Teraz jankesi będą mieli argument że muszą bć w Ameryce południowej bo jak nie to zaraz rozplenią się różnorodne autorytaryzmy. Naszym prawakom daje zaś argument że każda prosocjalna forma rządów łącząca razem z sobą wyzwolenie spod dominacji ekonomicznej kończy się dyktaturą. Chavez... dlaczegoś to uczynił. To, co najgorsze może zastopować proces dochodzenia do władzy liderów wywodzących się z nizin społecznych.
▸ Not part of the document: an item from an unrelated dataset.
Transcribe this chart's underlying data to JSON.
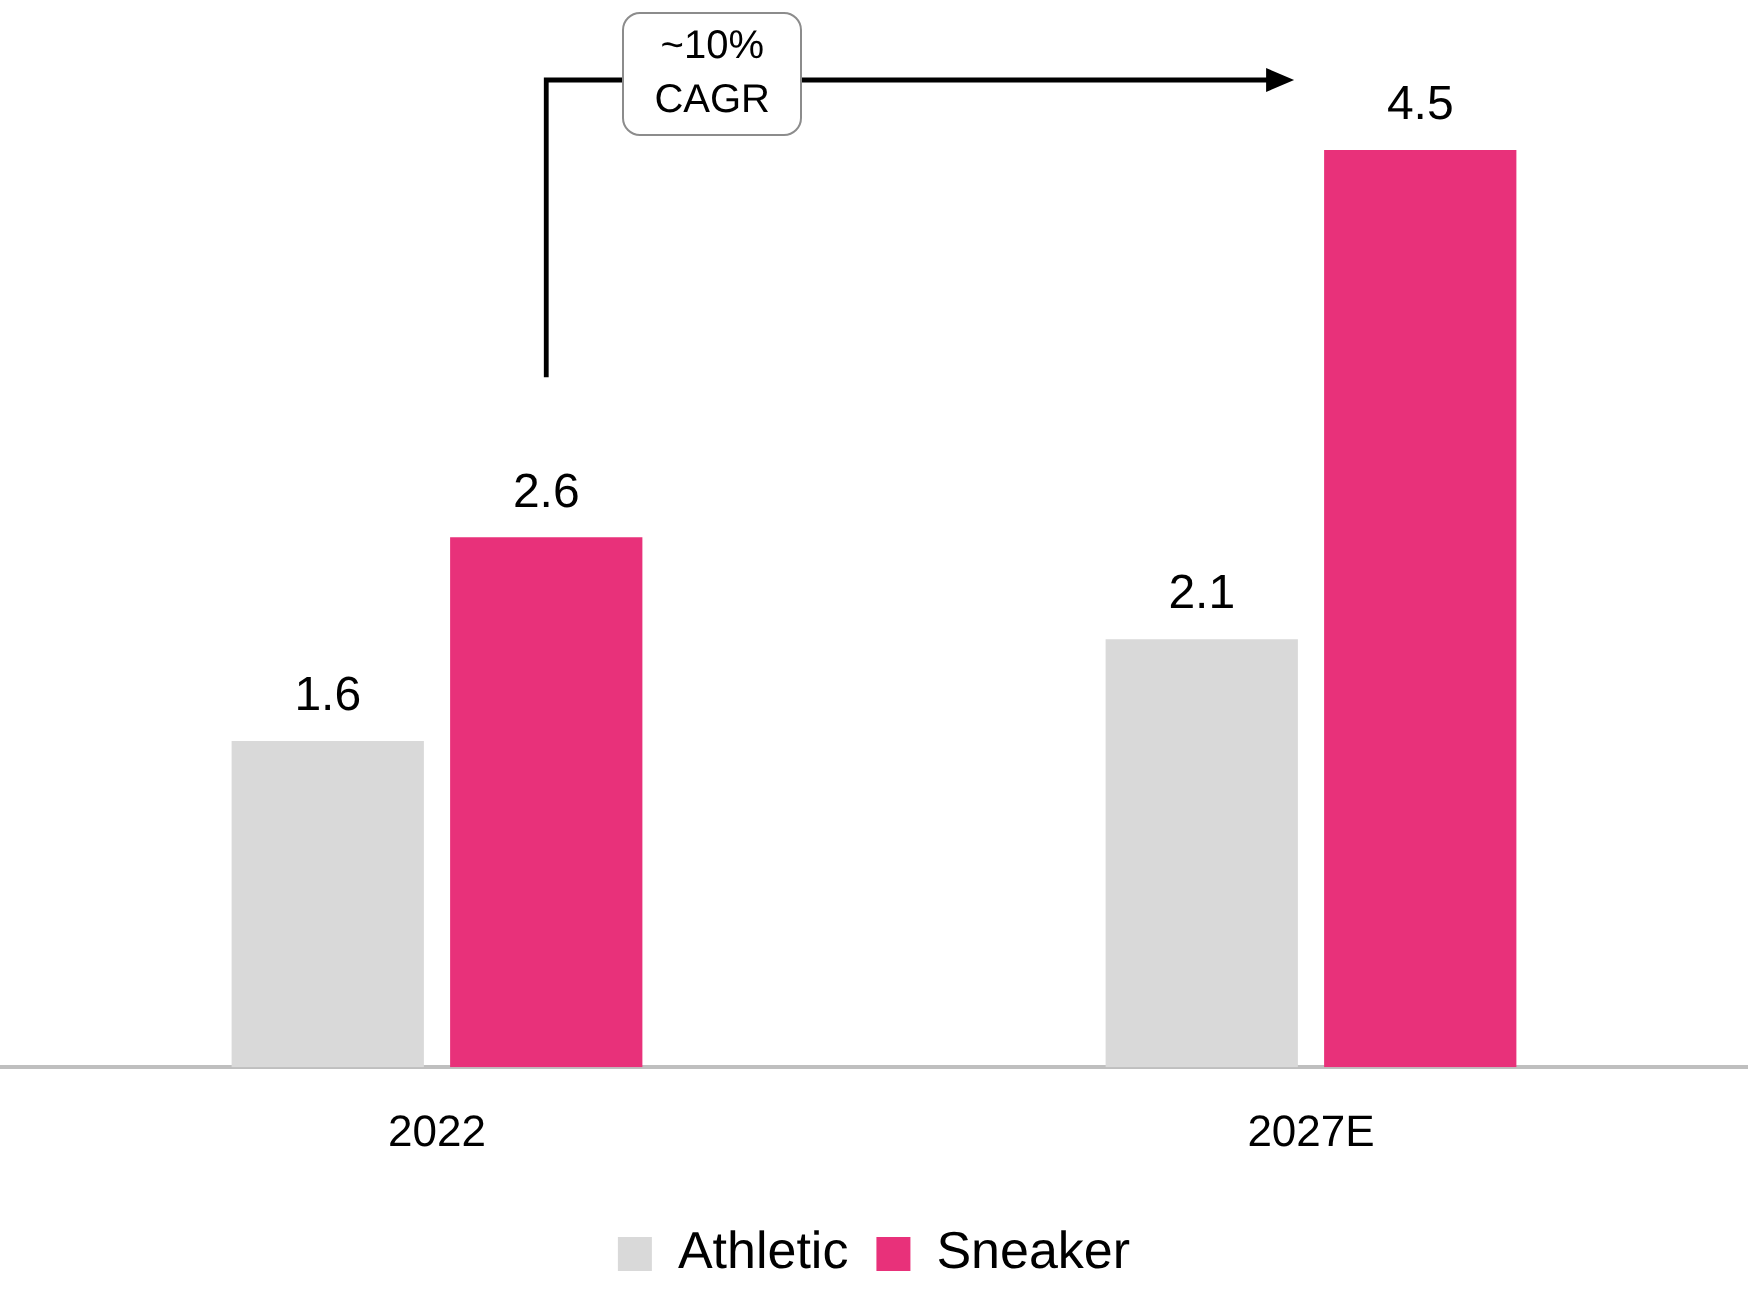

Wiem że popiera go dużo ludzi, że zmnieszył poziom ubóstwa, ale jednak odejscie od parlamentranej formy rządów jest zaprzeczeniem demokracji i żadne argumenty że musi bronić rewolucji ( zwłaszcza że pokojowej) tu nie pomogą. Już lepiej zeby zmienił konstytucje takż żeby mógł być prezydentem dwa razy po siedem lat, taki okres czasu by w zupełności wystarczył na dokończenie dzieła a tu mamy prospołeczną dyktuturę ale jednak tylko dyktaturę i to mnie wprawia w przygnębienie.
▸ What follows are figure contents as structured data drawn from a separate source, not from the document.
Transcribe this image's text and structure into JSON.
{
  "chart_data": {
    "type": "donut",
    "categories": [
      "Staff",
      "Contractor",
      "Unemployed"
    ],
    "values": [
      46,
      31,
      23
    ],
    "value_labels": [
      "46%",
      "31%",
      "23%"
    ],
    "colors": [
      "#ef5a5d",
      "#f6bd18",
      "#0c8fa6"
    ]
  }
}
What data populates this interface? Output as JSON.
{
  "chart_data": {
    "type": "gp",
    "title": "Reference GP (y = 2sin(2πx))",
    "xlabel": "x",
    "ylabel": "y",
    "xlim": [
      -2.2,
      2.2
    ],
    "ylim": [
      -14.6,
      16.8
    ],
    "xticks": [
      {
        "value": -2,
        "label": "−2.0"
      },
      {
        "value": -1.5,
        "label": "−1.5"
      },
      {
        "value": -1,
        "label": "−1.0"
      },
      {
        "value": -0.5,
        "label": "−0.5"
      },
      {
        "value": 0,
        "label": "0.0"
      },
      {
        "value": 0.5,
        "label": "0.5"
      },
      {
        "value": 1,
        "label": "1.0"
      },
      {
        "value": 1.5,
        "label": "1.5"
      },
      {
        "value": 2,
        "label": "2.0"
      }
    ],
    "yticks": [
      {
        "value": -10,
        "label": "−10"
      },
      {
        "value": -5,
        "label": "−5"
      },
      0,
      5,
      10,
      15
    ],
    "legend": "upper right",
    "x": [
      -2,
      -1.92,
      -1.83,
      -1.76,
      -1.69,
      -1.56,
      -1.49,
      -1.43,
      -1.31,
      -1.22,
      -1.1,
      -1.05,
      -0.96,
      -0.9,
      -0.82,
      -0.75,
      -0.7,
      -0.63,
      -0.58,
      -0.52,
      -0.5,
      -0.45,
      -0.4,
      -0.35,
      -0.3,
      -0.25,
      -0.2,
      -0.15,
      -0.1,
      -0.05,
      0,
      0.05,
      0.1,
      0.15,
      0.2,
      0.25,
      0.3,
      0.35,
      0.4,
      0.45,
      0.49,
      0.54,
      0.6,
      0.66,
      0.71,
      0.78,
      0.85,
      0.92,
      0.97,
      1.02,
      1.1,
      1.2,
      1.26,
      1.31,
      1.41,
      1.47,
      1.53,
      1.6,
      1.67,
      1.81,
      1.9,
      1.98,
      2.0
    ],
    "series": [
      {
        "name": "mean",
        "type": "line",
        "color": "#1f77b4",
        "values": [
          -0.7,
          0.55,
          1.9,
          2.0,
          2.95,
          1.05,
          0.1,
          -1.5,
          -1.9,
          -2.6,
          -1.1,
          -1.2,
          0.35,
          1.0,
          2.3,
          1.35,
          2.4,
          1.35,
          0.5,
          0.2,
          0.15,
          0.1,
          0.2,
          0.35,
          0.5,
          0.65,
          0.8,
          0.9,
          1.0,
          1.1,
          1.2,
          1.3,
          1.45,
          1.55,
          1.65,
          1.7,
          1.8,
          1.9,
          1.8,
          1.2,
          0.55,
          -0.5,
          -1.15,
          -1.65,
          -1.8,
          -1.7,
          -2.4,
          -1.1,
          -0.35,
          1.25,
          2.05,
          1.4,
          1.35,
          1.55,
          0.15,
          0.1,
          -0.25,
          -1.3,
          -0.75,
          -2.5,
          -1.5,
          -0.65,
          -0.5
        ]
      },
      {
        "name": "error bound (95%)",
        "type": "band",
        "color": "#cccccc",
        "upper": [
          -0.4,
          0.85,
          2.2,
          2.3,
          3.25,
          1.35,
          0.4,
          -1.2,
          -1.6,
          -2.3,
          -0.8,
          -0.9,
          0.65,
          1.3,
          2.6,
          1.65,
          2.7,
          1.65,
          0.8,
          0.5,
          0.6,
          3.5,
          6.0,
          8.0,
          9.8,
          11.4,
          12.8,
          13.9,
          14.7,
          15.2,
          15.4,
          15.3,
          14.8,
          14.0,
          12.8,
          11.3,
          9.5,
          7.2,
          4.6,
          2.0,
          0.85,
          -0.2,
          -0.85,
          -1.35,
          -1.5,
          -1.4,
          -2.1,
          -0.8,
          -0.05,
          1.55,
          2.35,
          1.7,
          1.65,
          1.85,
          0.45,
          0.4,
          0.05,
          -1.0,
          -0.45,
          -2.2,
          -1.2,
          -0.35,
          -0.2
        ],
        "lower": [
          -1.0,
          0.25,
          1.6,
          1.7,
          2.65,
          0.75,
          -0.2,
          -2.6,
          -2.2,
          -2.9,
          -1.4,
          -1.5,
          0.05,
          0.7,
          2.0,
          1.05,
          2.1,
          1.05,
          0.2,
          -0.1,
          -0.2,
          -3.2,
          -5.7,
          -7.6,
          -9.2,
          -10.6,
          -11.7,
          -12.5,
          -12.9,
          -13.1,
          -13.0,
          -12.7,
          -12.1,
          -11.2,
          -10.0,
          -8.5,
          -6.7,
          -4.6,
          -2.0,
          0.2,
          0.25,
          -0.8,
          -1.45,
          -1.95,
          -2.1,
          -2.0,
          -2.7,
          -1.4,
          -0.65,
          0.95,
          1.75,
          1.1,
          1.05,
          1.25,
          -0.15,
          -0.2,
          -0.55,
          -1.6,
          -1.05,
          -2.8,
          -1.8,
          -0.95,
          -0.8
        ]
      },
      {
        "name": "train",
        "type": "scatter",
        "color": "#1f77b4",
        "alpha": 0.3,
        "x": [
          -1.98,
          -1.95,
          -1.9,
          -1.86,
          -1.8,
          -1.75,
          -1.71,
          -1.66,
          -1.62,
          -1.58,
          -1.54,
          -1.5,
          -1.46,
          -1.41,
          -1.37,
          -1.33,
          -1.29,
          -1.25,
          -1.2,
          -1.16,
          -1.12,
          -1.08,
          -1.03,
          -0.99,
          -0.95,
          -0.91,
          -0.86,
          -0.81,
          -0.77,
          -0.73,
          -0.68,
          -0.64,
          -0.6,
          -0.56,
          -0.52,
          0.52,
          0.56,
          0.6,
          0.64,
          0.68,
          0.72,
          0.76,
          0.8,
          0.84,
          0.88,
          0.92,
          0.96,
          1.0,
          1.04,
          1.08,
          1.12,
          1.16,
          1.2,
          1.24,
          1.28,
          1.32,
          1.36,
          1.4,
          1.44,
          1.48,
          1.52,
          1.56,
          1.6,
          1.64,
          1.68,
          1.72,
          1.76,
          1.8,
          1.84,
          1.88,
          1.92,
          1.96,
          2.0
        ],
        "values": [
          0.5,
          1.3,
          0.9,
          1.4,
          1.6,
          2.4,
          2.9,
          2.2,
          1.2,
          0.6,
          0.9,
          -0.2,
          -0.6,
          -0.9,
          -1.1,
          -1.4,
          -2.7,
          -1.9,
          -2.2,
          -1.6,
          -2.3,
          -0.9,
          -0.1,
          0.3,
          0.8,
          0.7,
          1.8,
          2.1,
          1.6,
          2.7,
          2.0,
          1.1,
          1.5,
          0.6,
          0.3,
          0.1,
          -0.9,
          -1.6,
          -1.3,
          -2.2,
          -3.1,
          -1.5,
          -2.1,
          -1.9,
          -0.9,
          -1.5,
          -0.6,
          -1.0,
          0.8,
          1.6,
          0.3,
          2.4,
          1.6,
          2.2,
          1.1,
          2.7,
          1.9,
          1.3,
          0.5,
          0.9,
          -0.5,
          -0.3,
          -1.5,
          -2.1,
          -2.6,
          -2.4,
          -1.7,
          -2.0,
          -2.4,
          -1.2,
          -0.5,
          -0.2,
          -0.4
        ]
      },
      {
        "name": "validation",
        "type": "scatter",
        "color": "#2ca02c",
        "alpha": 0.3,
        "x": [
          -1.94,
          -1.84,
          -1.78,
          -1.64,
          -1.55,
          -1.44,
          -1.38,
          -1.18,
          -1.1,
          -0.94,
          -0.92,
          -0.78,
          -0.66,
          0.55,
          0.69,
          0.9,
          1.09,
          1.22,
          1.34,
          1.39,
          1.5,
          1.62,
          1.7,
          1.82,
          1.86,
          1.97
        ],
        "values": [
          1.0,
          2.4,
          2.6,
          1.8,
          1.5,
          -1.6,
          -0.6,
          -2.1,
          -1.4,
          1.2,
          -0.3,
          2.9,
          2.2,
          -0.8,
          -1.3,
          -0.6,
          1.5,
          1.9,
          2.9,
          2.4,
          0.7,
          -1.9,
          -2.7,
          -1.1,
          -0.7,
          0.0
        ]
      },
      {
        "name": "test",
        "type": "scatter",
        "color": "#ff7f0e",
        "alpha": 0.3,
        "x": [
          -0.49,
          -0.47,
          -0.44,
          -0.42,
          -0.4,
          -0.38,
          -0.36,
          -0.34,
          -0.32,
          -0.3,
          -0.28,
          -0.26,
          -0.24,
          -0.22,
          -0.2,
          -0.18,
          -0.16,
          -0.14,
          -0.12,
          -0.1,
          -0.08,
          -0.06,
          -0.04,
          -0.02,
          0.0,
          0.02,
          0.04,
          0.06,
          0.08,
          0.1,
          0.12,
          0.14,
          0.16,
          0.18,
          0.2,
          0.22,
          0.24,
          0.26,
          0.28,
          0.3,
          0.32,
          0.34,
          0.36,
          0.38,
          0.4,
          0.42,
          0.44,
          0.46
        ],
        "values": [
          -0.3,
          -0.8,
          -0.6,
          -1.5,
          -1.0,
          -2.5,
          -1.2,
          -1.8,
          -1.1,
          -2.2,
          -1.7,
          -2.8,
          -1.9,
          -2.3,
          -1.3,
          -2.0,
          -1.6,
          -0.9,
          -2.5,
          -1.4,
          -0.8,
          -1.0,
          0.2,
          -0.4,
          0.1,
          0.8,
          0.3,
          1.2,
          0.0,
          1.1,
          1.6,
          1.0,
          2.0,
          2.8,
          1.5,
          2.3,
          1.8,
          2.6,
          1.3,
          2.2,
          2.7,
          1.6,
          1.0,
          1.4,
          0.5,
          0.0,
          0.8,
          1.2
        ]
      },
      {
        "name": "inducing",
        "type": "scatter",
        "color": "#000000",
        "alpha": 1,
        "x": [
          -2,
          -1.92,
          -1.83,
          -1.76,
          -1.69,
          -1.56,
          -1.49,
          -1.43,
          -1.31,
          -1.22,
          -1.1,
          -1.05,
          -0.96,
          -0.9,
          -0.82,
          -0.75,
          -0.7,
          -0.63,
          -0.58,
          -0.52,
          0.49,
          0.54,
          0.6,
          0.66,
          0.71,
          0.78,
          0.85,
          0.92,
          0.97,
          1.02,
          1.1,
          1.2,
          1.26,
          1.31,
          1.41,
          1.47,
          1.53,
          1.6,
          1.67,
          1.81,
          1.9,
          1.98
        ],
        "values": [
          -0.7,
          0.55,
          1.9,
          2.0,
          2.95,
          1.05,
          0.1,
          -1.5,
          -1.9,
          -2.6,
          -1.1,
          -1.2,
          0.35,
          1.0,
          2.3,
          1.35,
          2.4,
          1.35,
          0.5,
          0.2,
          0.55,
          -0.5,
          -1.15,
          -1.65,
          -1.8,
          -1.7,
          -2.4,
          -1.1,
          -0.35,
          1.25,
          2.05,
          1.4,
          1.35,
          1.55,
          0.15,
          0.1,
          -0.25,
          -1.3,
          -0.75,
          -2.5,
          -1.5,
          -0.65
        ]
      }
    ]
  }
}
Szkoda, ze lewica.pl nie wspomniała, ze Chavez ma zamiar rządzić do 2030 roku. Aby to osiągnąć zlikwiduje jakiekolwiek wybory. Okazuje się, ze mimo wysokich cen na rope zasięg biedy w Wenezueli ciągle sie powiększa. Viva socjalizm. Jeśli wzorem dla niego jest Fidel to nie widzę przyszłości dla tego państwa i tego narodu.
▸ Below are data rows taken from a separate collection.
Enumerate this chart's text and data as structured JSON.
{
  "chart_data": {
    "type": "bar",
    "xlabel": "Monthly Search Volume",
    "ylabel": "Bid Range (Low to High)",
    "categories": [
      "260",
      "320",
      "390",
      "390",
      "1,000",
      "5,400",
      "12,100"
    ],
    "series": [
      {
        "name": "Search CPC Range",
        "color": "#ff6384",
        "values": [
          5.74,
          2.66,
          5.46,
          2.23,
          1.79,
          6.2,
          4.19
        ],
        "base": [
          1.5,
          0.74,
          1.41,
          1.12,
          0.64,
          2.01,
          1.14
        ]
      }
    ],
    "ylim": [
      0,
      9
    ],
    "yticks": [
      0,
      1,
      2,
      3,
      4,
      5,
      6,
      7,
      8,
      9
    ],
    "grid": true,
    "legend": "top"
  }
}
Gratulacje i powodzenia. Oby rewolucja z czasem ogarniała cały kontynent.
Cóż, Chavez jest na pewno przepełniony tą ideą, swoistą misją. Socjalizm za ropę naftową. Wreszcie ktoś rozsądnie korzysta z bogactw naturalnych swego kraju,które dzieli sprawiedliwie. Mało popularne,ale godne podziwu
A po co, tylko dożywotnia procedura Chaveza zagwarantuje światlaną przyszłość, hehe...
za rządów Chaveza poziom ubóstwa w Wenezueli zmalał o jedną trzecią (dane za "Trybuną Robotniczą").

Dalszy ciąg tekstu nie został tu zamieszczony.